2015-2016 IG Finding G:
Department of Development had not consistently recorded loans into Portfol and insufficient Portfol servicing protocols were in place.

Current Status:
All loans have been entered Portfol. Entering data into Portfol is now a performance requirement as a matter of policy, outlined in the Department’s new Policy Manual. All Economic Development staff have received Portfol training and semi-annual training is now a requirement for all Portfol users. Security protocols have now been established and are the responsibility of the Loan Portfolio Manager to enforce. These protocols define and limit who has access to change or alter information in Portfol.

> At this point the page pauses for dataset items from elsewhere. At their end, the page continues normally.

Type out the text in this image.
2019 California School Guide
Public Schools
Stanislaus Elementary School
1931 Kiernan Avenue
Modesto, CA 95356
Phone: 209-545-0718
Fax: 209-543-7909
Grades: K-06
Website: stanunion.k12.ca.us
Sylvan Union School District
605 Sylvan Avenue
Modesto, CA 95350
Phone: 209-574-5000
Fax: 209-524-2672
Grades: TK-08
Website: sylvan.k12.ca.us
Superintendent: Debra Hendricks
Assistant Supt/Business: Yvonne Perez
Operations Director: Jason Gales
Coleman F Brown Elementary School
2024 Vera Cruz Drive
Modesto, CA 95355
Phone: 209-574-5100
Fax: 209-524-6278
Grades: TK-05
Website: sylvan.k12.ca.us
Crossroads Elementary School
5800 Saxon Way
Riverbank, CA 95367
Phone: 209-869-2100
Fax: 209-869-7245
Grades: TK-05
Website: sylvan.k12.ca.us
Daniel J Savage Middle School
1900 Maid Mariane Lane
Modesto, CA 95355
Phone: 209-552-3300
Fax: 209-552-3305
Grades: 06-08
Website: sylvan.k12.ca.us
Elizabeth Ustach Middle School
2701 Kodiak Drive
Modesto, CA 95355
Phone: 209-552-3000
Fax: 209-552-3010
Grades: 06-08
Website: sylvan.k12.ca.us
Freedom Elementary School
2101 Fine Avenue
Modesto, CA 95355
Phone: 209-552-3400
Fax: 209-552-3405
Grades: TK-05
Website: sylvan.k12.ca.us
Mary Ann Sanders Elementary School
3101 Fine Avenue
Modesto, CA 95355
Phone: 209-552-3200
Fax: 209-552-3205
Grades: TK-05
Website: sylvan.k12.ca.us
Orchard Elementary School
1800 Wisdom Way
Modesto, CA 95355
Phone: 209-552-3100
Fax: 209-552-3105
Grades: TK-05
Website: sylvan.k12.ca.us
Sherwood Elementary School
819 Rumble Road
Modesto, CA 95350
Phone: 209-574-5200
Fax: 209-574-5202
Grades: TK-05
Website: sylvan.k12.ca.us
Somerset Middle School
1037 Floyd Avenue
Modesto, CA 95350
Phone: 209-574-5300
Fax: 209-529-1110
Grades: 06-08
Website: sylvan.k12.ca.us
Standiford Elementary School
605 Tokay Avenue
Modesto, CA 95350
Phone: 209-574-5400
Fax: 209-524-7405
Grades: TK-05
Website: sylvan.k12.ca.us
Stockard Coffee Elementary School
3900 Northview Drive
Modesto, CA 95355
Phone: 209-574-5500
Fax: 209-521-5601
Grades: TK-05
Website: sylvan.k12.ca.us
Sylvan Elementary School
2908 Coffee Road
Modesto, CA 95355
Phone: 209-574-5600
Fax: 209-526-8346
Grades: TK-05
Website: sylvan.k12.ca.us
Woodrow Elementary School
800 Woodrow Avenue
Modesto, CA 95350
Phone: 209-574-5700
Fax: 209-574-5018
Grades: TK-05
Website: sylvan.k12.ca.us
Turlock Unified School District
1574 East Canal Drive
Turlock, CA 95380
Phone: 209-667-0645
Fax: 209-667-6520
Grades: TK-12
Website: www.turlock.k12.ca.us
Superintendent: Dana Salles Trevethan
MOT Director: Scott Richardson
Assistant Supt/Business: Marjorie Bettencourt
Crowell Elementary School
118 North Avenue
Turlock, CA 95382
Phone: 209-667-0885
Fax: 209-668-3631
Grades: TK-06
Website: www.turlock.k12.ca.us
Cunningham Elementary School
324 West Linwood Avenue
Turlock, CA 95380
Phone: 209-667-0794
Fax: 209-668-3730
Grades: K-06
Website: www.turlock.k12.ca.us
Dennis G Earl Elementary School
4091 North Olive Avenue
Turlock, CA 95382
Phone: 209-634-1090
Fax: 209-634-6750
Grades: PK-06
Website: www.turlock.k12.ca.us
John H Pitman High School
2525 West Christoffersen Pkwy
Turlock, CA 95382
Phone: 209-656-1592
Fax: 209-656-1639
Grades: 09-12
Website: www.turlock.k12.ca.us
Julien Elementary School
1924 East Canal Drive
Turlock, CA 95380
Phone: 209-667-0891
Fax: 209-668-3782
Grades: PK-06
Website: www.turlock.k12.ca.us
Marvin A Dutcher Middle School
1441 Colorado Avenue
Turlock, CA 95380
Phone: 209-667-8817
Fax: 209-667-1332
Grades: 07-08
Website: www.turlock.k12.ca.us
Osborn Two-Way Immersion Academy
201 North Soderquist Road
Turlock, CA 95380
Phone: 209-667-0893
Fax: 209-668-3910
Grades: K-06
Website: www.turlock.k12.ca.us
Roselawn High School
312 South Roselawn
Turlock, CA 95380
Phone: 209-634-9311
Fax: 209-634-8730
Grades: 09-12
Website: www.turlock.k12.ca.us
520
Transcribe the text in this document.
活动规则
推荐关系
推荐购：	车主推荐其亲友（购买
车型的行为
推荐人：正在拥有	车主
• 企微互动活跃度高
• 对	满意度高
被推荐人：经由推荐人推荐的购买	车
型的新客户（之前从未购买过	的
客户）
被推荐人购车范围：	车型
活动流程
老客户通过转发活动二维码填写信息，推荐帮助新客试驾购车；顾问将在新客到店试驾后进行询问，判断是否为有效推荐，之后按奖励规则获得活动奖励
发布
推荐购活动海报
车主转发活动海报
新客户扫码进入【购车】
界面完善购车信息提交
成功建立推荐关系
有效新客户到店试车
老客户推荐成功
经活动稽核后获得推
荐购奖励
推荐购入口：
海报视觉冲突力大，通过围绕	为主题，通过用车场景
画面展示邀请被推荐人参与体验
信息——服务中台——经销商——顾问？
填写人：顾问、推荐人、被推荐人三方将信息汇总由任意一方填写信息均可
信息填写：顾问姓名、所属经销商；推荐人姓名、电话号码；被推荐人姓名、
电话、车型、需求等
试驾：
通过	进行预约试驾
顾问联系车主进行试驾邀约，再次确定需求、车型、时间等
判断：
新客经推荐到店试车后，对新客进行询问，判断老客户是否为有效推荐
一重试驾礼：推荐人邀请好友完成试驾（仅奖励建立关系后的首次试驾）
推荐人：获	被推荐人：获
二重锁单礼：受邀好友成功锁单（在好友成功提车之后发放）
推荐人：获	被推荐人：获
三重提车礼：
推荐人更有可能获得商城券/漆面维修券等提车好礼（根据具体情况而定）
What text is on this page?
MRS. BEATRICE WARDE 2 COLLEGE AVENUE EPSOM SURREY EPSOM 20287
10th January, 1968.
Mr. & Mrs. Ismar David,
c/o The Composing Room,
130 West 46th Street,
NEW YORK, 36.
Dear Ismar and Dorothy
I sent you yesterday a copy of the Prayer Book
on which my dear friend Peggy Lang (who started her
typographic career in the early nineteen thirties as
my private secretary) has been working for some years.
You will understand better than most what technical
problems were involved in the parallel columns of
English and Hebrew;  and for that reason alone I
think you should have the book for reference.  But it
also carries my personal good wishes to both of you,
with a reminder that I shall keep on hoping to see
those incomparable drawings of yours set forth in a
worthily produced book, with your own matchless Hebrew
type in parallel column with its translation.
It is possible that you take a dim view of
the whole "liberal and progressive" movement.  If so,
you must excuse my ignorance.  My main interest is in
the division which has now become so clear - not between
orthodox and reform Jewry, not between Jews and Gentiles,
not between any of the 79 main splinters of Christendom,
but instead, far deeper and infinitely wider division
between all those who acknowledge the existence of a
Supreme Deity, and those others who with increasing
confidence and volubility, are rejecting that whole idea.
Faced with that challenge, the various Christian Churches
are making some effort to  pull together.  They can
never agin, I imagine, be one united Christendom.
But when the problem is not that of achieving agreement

Credit for the progress made to date goes to:
  1. The leadership, support and engagement of the County Executive and his staff.
  2. Our partnership with the Inspector General’s office. Their reports and critique have put the County in a much stronger position, regarding managing and collecting monies owed to the County.
  3. Most importantly, the effort of the staff of the Department of Development, all of whom have contributed to the material improvement of the Portfolio. Special thanks go to the Loan Portfolio Management Team:

    Bryan Edwards, Loan Portfolio Manager
    Sona Lahoti, Assistant Loan Portfolio Manager
    Greg Huth, Deputy Chief Economic Development
    The Department’s Fiscal Team, working with OBM

    This team, working with me on a weekly/daily basis, has put the Department in a position to issue this report with confidence.
  4. The Economic Development Improvement Team, comprised of County employees from various departments, set the foundation early on for our progress by locating loans from various sources, organizing documents and scanning them into Portfol to provide an initial baseline for review and further forensic action.
  5. The County Council Economic Development Committee and County Council Staff for their partnership and support.